What could have happened…?
Finally- careful, you almost sound like you agree with my post. You don’t want to ruin your consistent record of publicly chastising/disagreeing with me, as you so often do on other discussion boards.
FYI, for those keeping score: the name, address & phone # of the person who has prepared INews annual charitable org tax filings in past years (last one was for 2013) is available on the bottom of this page.
Does this mean everything they have written since February 27, 2015 when they were Delinquent is all fake, worthless, illegal? Wow….what nerve.
Lori – I only disagree when you’re wrong, or when you forget or ignore facts. 🙂
It is up to the defense to file a demur as to lack of capacity to sue when a corporation is suspended. The plaintiff usually has not paid his fees to the Francise Tax Board. The payment is made and capacity to sue is restored.
The Department if Corporations has jurisdiction to issue a restraining order for persistent abuse. The City Attorney’s Office should have filed a demurrer based on lack of capacity. But there is bad blood here.
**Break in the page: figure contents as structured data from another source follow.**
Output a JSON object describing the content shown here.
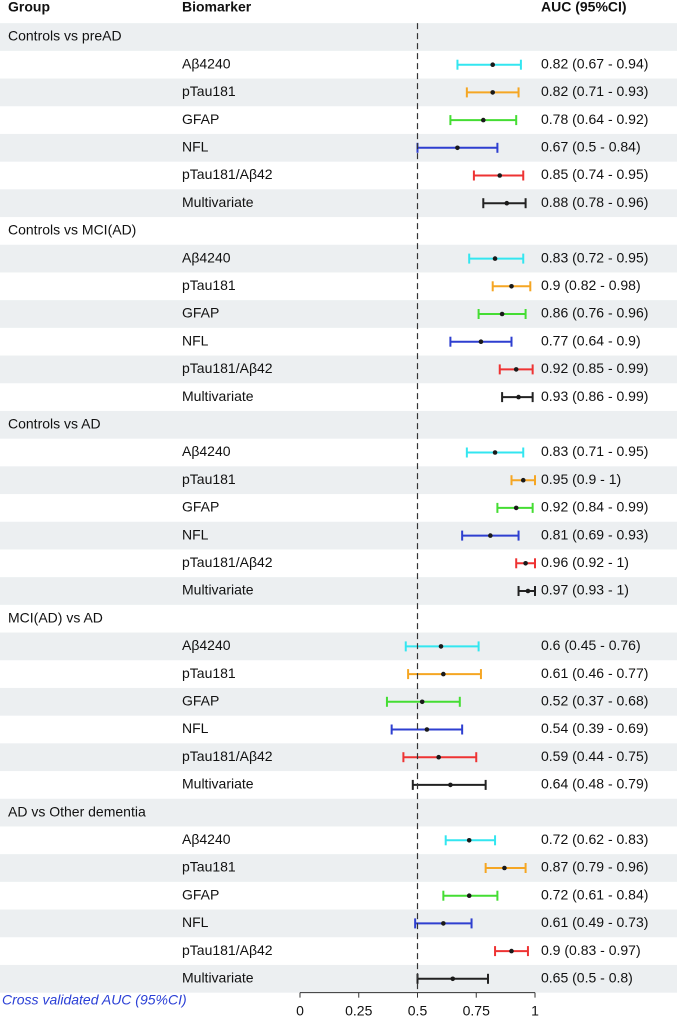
{
  "chart_data": {
    "type": "forest",
    "headers": [
      "Group",
      "Biomarker",
      "AUC (95%CI)"
    ],
    "caption": "Cross validated AUC (95%CI)",
    "xlim": [
      0,
      1
    ],
    "xticks": [
      0,
      0.25,
      0.5,
      0.75,
      1
    ],
    "ref_line": 0.5,
    "groups": [
      {
        "name": "Controls vs preAD",
        "rows": [
          {
            "name": "Aβ4240",
            "color": "#33e6f0",
            "value": 0.82,
            "lower": 0.67,
            "upper": 0.94,
            "label": "0.82 (0.67 - 0.94)"
          },
          {
            "name": "pTau181",
            "color": "#f5a623",
            "value": 0.82,
            "lower": 0.71,
            "upper": 0.93,
            "label": "0.82 (0.71 - 0.93)"
          },
          {
            "name": "GFAP",
            "color": "#44dd33",
            "value": 0.78,
            "lower": 0.64,
            "upper": 0.92,
            "label": "0.78 (0.64 - 0.92)"
          },
          {
            "name": "NFL",
            "color": "#2e3fd0",
            "value": 0.67,
            "lower": 0.5,
            "upper": 0.84,
            "label": "0.67 (0.5 - 0.84)"
          },
          {
            "name": "pTau181/Aβ42",
            "color": "#ee3333",
            "value": 0.85,
            "lower": 0.74,
            "upper": 0.95,
            "label": "0.85 (0.74 - 0.95)"
          },
          {
            "name": "Multivariate",
            "color": "#222222",
            "value": 0.88,
            "lower": 0.78,
            "upper": 0.96,
            "label": "0.88 (0.78 - 0.96)"
          }
        ]
      },
      {
        "name": "Controls vs MCI(AD)",
        "rows": [
          {
            "name": "Aβ4240",
            "color": "#33e6f0",
            "value": 0.83,
            "lower": 0.72,
            "upper": 0.95,
            "label": "0.83 (0.72 - 0.95)"
          },
          {
            "name": "pTau181",
            "color": "#f5a623",
            "value": 0.9,
            "lower": 0.82,
            "upper": 0.98,
            "label": "0.9 (0.82 - 0.98)"
          },
          {
            "name": "GFAP",
            "color": "#44dd33",
            "value": 0.86,
            "lower": 0.76,
            "upper": 0.96,
            "label": "0.86 (0.76 - 0.96)"
          },
          {
            "name": "NFL",
            "color": "#2e3fd0",
            "value": 0.77,
            "lower": 0.64,
            "upper": 0.9,
            "label": "0.77 (0.64 - 0.9)"
          },
          {
            "name": "pTau181/Aβ42",
            "color": "#ee3333",
            "value": 0.92,
            "lower": 0.85,
            "upper": 0.99,
            "label": "0.92 (0.85 - 0.99)"
          },
          {
            "name": "Multivariate",
            "color": "#222222",
            "value": 0.93,
            "lower": 0.86,
            "upper": 0.99,
            "label": "0.93 (0.86 - 0.99)"
          }
        ]
      },
      {
        "name": "Controls vs AD",
        "rows": [
          {
            "name": "Aβ4240",
            "color": "#33e6f0",
            "value": 0.83,
            "lower": 0.71,
            "upper": 0.95,
            "label": "0.83 (0.71 - 0.95)"
          },
          {
            "name": "pTau181",
            "color": "#f5a623",
            "value": 0.95,
            "lower": 0.9,
            "upper": 1,
            "label": "0.95 (0.9 - 1)"
          },
          {
            "name": "GFAP",
            "color": "#44dd33",
            "value": 0.92,
            "lower": 0.84,
            "upper": 0.99,
            "label": "0.92 (0.84 - 0.99)"
          },
          {
            "name": "NFL",
            "color": "#2e3fd0",
            "value": 0.81,
            "lower": 0.69,
            "upper": 0.93,
            "label": "0.81 (0.69 - 0.93)"
          },
          {
            "name": "pTau181/Aβ42",
            "color": "#ee3333",
            "value": 0.96,
            "lower": 0.92,
            "upper": 1,
            "label": "0.96 (0.92 - 1)"
          },
          {
            "name": "Multivariate",
            "color": "#222222",
            "value": 0.97,
            "lower": 0.93,
            "upper": 1,
            "label": "0.97 (0.93 - 1)"
          }
        ]
      },
      {
        "name": "MCI(AD) vs AD",
        "rows": [
          {
            "name": "Aβ4240",
            "color": "#33e6f0",
            "value": 0.6,
            "lower": 0.45,
            "upper": 0.76,
            "label": "0.6 (0.45 - 0.76)"
          },
          {
            "name": "pTau181",
            "color": "#f5a623",
            "value": 0.61,
            "lower": 0.46,
            "upper": 0.77,
            "label": "0.61 (0.46 - 0.77)"
          },
          {
            "name": "GFAP",
            "color": "#44dd33",
            "value": 0.52,
            "lower": 0.37,
            "upper": 0.68,
            "label": "0.52 (0.37 - 0.68)"
          },
          {
            "name": "NFL",
            "color": "#2e3fd0",
            "value": 0.54,
            "lower": 0.39,
            "upper": 0.69,
            "label": "0.54 (0.39 - 0.69)"
          },
          {
            "name": "pTau181/Aβ42",
            "color": "#ee3333",
            "value": 0.59,
            "lower": 0.44,
            "upper": 0.75,
            "label": "0.59 (0.44 - 0.75)"
          },
          {
            "name": "Multivariate",
            "color": "#222222",
            "value": 0.64,
            "lower": 0.48,
            "upper": 0.79,
            "label": "0.64 (0.48 - 0.79)"
          }
        ]
      },
      {
        "name": "AD vs Other dementia",
        "rows": [
          {
            "name": "Aβ4240",
            "color": "#33e6f0",
            "value": 0.72,
            "lower": 0.62,
            "upper": 0.83,
            "label": "0.72 (0.62 - 0.83)"
          },
          {
            "name": "pTau181",
            "color": "#f5a623",
            "value": 0.87,
            "lower": 0.79,
            "upper": 0.96,
            "label": "0.87 (0.79 - 0.96)"
          },
          {
            "name": "GFAP",
            "color": "#44dd33",
            "value": 0.72,
            "lower": 0.61,
            "upper": 0.84,
            "label": "0.72 (0.61 - 0.84)"
          },
          {
            "name": "NFL",
            "color": "#2e3fd0",
            "value": 0.61,
            "lower": 0.49,
            "upper": 0.73,
            "label": "0.61 (0.49 - 0.73)"
          },
          {
            "name": "pTau181/Aβ42",
            "color": "#ee3333",
            "value": 0.9,
            "lower": 0.83,
            "upper": 0.97,
            "label": "0.9 (0.83 - 0.97)"
          },
          {
            "name": "Multivariate",
            "color": "#222222",
            "value": 0.65,
            "lower": 0.5,
            "upper": 0.8,
            "label": "0.65 (0.5 - 0.8)"
          }
        ]
      }
    ]
  }
}
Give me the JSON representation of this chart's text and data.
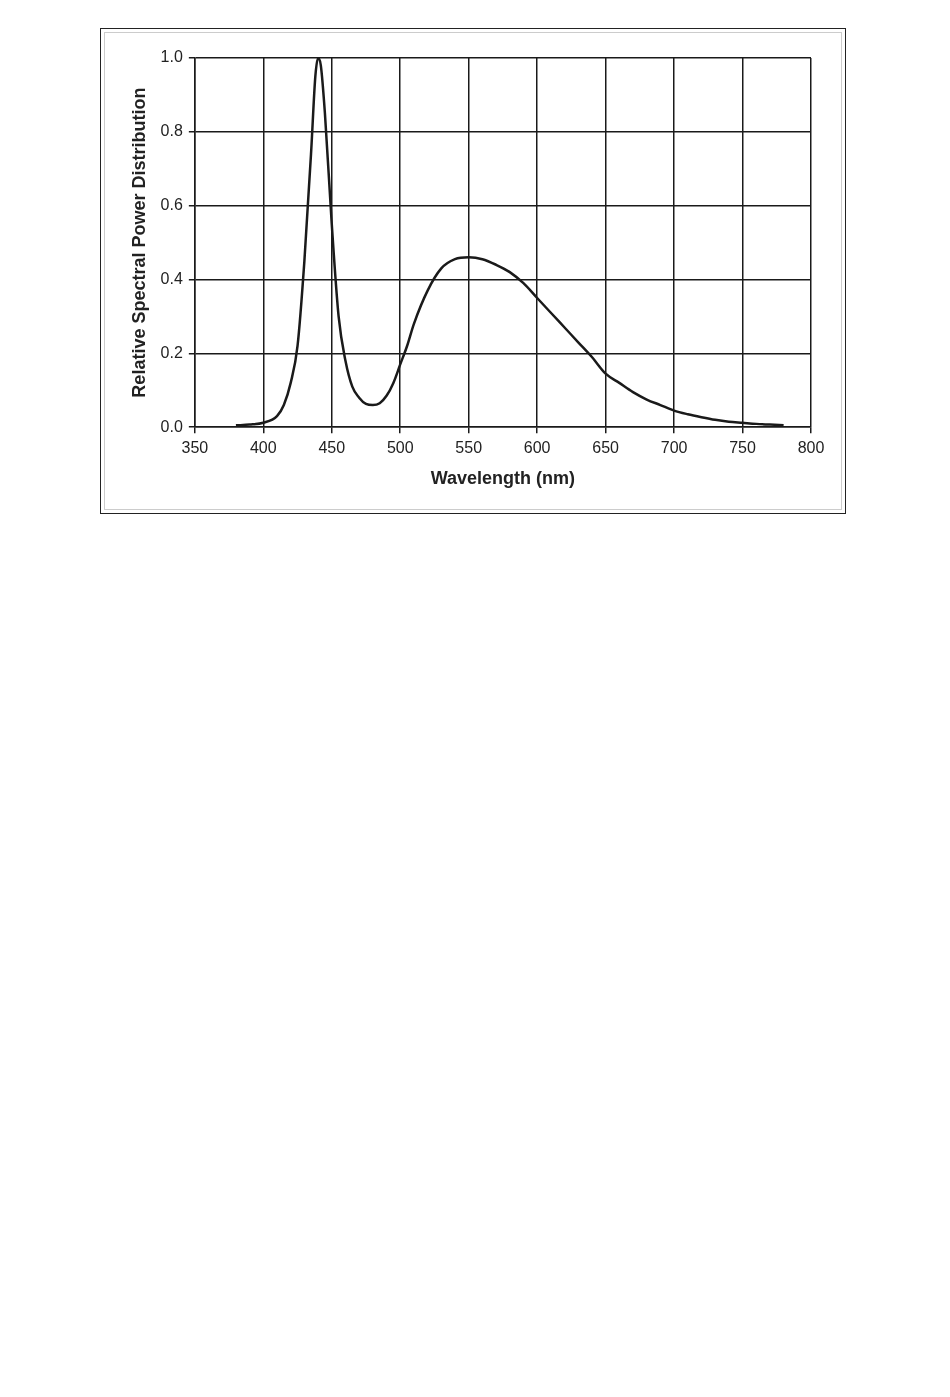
{
  "chart_data": {
    "type": "line",
    "xlabel": "Wavelength (nm)",
    "ylabel": "Relative Spectral Power Distribution",
    "xlim": [
      350,
      800
    ],
    "xticks": [
      350,
      400,
      450,
      500,
      550,
      600,
      650,
      700,
      750,
      800
    ],
    "ylim": [
      0,
      1
    ],
    "yticks": [
      {
        "value": 0,
        "label": "0.0"
      },
      {
        "value": 0.2,
        "label": "0.2"
      },
      {
        "value": 0.4,
        "label": "0.4"
      },
      {
        "value": 0.6,
        "label": "0.6"
      },
      {
        "value": 0.8,
        "label": "0.8"
      },
      {
        "value": 1,
        "label": "1.0"
      }
    ],
    "grid": true,
    "legend": false,
    "marker": "none",
    "line_style": "solid",
    "series": [
      {
        "color": "#1a1a1a",
        "x": [
          380,
          390,
          400,
          410,
          415,
          420,
          425,
          430,
          435,
          438,
          440,
          442,
          445,
          450,
          455,
          460,
          465,
          470,
          475,
          480,
          485,
          490,
          495,
          500,
          505,
          510,
          520,
          530,
          540,
          550,
          560,
          570,
          580,
          590,
          600,
          610,
          620,
          630,
          640,
          650,
          660,
          670,
          680,
          690,
          700,
          710,
          720,
          730,
          740,
          750,
          760,
          770,
          780
        ],
        "values": [
          0.005,
          0.007,
          0.012,
          0.03,
          0.06,
          0.12,
          0.22,
          0.45,
          0.75,
          0.95,
          1.0,
          0.98,
          0.85,
          0.55,
          0.3,
          0.18,
          0.11,
          0.08,
          0.063,
          0.06,
          0.065,
          0.085,
          0.12,
          0.17,
          0.22,
          0.28,
          0.37,
          0.43,
          0.455,
          0.46,
          0.455,
          0.44,
          0.42,
          0.39,
          0.35,
          0.31,
          0.27,
          0.23,
          0.19,
          0.145,
          0.12,
          0.095,
          0.075,
          0.06,
          0.045,
          0.035,
          0.027,
          0.02,
          0.015,
          0.012,
          0.009,
          0.007,
          0.005
        ]
      }
    ]
  }
}
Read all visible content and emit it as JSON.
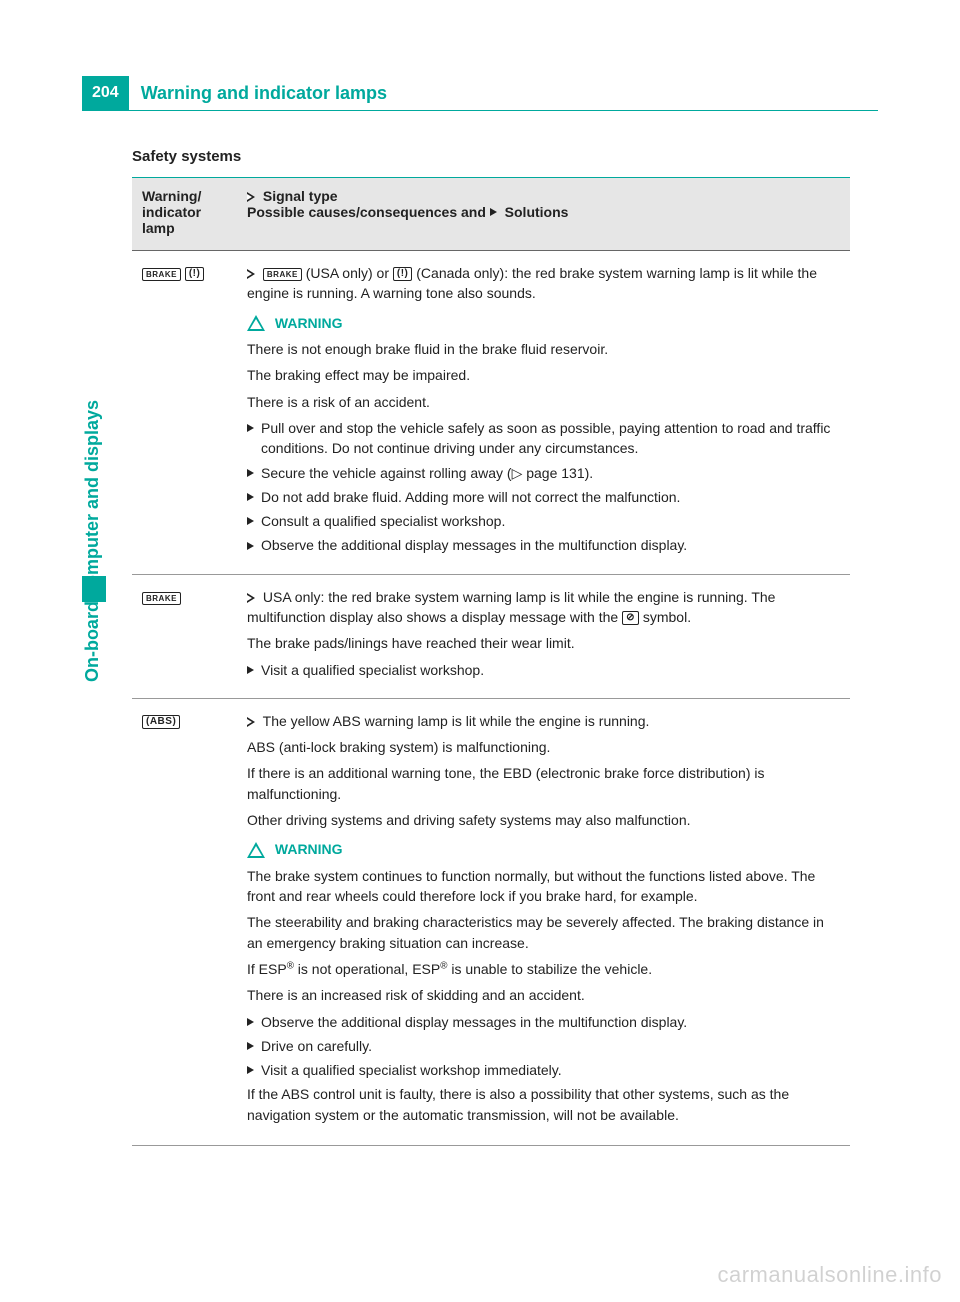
{
  "page_number": "204",
  "header_title": "Warning and indicator lamps",
  "side_label": "On-board computer and displays",
  "section_heading": "Safety systems",
  "table": {
    "head": {
      "col1": "Warning/\nindicator\nlamp",
      "col2_signal": "Signal type",
      "col2_causes": "Possible causes/consequences and ",
      "col2_solutions": "Solutions"
    },
    "rows": [
      {
        "lamp": {
          "icons": [
            "BRAKE",
            "(!)"
          ]
        },
        "signal_pre": "",
        "signal_usa_icon": "BRAKE",
        "signal_mid1": " (USA only) or ",
        "signal_can_icon": "(!)",
        "signal_mid2": " (Canada only): the red brake system warning lamp is lit while the engine is running. A warning tone also sounds.",
        "warning_label": "WARNING",
        "paras": [
          "There is not enough brake fluid in the brake fluid reservoir.",
          "The braking effect may be impaired.",
          "There is a risk of an accident."
        ],
        "bullets": [
          "Pull over and stop the vehicle safely as soon as possible, paying attention to road and traffic conditions. Do not continue driving under any circumstances.",
          "Secure the vehicle against rolling away (▷ page 131).",
          "Do not add brake fluid. Adding more will not correct the malfunction.",
          "Consult a qualified specialist workshop.",
          "Observe the additional display messages in the multifunction display."
        ]
      },
      {
        "lamp": {
          "icons": [
            "BRAKE"
          ]
        },
        "signal": "USA only: the red brake system warning lamp is lit while the engine is running. The multifunction display also shows a display message with the ",
        "signal_icon": "⊘",
        "signal_after": " symbol.",
        "paras": [
          "The brake pads/linings have reached their wear limit."
        ],
        "bullets": [
          "Visit a qualified specialist workshop."
        ]
      },
      {
        "lamp": {
          "icons": [
            "(ABS)"
          ]
        },
        "signal": "The yellow ABS warning lamp is lit while the engine is running.",
        "paras1": [
          "ABS (anti-lock braking system) is malfunctioning.",
          "If there is an additional warning tone, the EBD (electronic brake force distribution) is malfunctioning.",
          "Other driving systems and driving safety systems may also malfunction."
        ],
        "warning_label": "WARNING",
        "paras2": [
          "The brake system continues to function normally, but without the functions listed above. The front and rear wheels could therefore lock if you brake hard, for example.",
          "The steerability and braking characteristics may be severely affected. The braking distance in an emergency braking situation can increase."
        ],
        "esp_line_pre": "If ESP",
        "esp_line_mid": " is not operational, ESP",
        "esp_line_post": " is unable to stabilize the vehicle.",
        "paras3": [
          "There is an increased risk of skidding and an accident."
        ],
        "bullets": [
          "Observe the additional display messages in the multifunction display.",
          "Drive on carefully.",
          "Visit a qualified specialist workshop immediately."
        ],
        "tail": "If the ABS control unit is faulty, there is also a possibility that other systems, such as the navigation system or the automatic transmission, will not be available."
      }
    ]
  },
  "watermark": "carmanualsonline.info",
  "colors": {
    "accent": "#00a99d",
    "text": "#222222",
    "head_bg": "#e6e6e6"
  }
}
When something is “illegal” does that mean “criminal?”.This sounds like malum prohibitum, not malum in se. “Illegal” is not a legal term. To a layman it is, but not to lawyers.
A pleading could be uncertain or ambiguous. That would be “illegal.” Nobody goes to jail for a technical defect in pleadings. It is up to the other party (ies) to file a demurrer. It would be an abuse of discretion not to allow an amendment.
I see that there are now “Pleading Nazis.” That is a new form of authoritarians who are pro developer. If your Franchise Tax deposit is not up to date, you are waterboarded summarily!
How clever of a non-news story teller to turn this into an ongoing drama with headlines like “San Diego Judge Warns Briggs About Possible Criminal Prosecution”. What bothers many of us is that PBS San Diego has apparently taken a page from Fox News and has set out to try make it even more difficult for the ordinary citizen to have representation. Read the lawyers discussing this and you get an appreciation how cunning inews headlines have been. Congratulations to inews for joining the Fox News team. Very clever.